Melihat perkembangan baru itu dr Monica langsung berpikir lebih ke depan. “Kini saatnya Indonesia mandiri di bidang plasma. Selama ini kita terlalu banyak impor plasma. Boleh dibilang 100 persen impor, ujar Dr Mo.
Caranya?
“Kita harus membangun pabrik fraksinasi plasma. Tinggal beli mesin fraksinatornya. Satu bulan kemudian sudah bisa jalan,” kata dr Mo. “Kita bisa alih teknologi dari Korea,” tambahnya.
Plasma itu bisa dipecah-pecah. Bisa diambil komponen immunoglobulinnya. Bisa juga diambil komponen albuminnya. Dan banyak lagi komponen plasma darah lainnya.

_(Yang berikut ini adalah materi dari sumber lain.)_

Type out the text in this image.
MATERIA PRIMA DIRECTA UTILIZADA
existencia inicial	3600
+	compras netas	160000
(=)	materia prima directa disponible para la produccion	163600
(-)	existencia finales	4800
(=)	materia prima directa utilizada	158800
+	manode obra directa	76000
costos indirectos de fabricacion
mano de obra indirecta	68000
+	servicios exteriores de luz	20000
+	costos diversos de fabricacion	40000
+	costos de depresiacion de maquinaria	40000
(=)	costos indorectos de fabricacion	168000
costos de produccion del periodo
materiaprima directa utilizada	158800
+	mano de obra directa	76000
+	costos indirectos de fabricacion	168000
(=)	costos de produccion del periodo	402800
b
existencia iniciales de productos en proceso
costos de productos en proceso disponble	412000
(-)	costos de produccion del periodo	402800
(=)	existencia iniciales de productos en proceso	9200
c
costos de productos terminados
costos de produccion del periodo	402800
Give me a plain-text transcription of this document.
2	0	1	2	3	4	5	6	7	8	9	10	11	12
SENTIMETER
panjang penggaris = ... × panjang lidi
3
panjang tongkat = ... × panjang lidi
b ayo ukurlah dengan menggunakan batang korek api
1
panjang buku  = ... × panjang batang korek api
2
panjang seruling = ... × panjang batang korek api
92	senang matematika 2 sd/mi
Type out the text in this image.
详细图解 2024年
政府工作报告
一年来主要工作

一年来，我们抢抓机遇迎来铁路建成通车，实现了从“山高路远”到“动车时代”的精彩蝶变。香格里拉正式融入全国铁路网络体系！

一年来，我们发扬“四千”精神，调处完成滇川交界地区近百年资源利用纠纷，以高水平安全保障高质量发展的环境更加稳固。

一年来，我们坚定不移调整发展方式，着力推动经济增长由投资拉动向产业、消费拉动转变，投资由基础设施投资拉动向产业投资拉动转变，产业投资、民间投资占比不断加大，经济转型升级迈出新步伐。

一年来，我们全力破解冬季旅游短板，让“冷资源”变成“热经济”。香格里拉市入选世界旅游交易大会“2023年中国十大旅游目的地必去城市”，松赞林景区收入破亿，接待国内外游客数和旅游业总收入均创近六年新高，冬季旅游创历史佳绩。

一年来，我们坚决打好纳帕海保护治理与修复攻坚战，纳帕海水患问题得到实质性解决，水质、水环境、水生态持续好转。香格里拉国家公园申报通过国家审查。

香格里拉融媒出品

Immunoglobulin, Anda sudah tahu, untuk pasien yang memerlukan perbaikan sistem imun di tubuhnya. Albumin, saya juga tahu, untuk memisahkan air dari darah. Saya pernah menderita kekurangan albumin. Liver saya tidak mampu memproduksi albumin: terkena hepatitis B, sirosis dan kanker hati. Akibatnya air yang saya minum terus terikut di darah. Padahal, setelah tidak digunakan, air itu harus dipisah dari darah. Untuk diproses di ginjal. Lalu dibuang menjadi air kencing.
Selama kekurangan albumin kencing saya sangat sedikit. Badan pun bengkak. Kaki juga membesar. Problem itu langsung teratasi ketika hati saya yang sakit itu diganti dengan hati yang sehat-15 tahun lalu.
“Saya dengar Pak Menteri Kesehatan sudah melangkah ke arah fraksinasi itu,” ujar Dr Mo. “Menkes sudah menunjuk Biofarma sebagai pelaksana fraksinasi plasma,” tambahnya.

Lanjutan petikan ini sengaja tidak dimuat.